LISA & KO

 
LISA & KO bedeutet Lernbiografien im schulischen und außerschulischen Kontext und ist ein Forschungsprojekt des Siegener Professors für Erziehungswissenschaften Hans Brügelmann, basierend auf den Ergebnissen der Leistungsstudien im Bildungsbereich TIMMS, PISA, IGLU und der daraus erwachsenen Kritik.

Im Rahmen der Studien TIMMS, PISA und IGLU – so die Kritik – werden die untersuchten Kinder ausschließlich als Schüler im auf formelle Bildung abzielenden Unterrichtskontext betrachtet. Lernen findet, so die Grundannahme von LISA & KO, primär jedoch außerhalb des schulischen Rahmens statt. Kinder lernen in einem breit gefächerten Lernhorizont, der sich durch schulische Leistungsvergleiche nicht erschließt.
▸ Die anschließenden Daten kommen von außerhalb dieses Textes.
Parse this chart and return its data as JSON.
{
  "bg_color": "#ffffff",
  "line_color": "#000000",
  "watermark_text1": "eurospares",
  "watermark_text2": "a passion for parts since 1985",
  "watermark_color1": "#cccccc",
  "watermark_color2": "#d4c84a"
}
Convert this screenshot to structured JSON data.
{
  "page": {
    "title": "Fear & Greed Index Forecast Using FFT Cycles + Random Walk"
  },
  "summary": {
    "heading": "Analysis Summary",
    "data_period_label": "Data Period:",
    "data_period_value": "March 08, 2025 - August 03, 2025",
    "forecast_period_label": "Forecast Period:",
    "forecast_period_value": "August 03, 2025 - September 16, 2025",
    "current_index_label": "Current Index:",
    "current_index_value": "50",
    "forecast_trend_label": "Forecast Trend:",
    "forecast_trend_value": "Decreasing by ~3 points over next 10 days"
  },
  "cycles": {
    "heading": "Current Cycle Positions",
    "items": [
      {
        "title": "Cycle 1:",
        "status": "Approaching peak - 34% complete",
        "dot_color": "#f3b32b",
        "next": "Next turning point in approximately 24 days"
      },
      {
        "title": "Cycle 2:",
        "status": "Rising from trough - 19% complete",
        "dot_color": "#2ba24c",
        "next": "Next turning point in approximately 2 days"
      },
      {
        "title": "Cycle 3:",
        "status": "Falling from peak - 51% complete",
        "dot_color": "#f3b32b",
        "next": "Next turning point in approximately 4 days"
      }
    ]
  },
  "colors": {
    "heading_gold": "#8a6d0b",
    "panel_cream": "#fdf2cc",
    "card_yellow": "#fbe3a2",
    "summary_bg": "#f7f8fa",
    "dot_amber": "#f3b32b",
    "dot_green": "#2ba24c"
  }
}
Um zu verstehen, wie Kinder und Jugendliche lebensrelevantes Wissen und Können erwerben, ist es erforderlich, ihren Alltag, ihre Freizeit aufzusuchen und zu untersuchen. Im Rahmen des Forschungsprojektes LISA & KO sollen folglich Studenten jeweils ein Kind über einen Zeitraum von ca. drei Monaten begleiten und beobachten und ein detailliertes Porträt dieses Kindes erstellen.

Im Rahmen der Beobachtungen sollen keine standardisierten Frage-Antwort-Tests verwandt werden. Vielmehr sollen die 5 – 15 jährigen Kinder, deren Herkunftsspektrum breit gestreut ist, viel Raum haben, individuelle Aussagen darüber zu treffen, was sie tun, denken und empfinden.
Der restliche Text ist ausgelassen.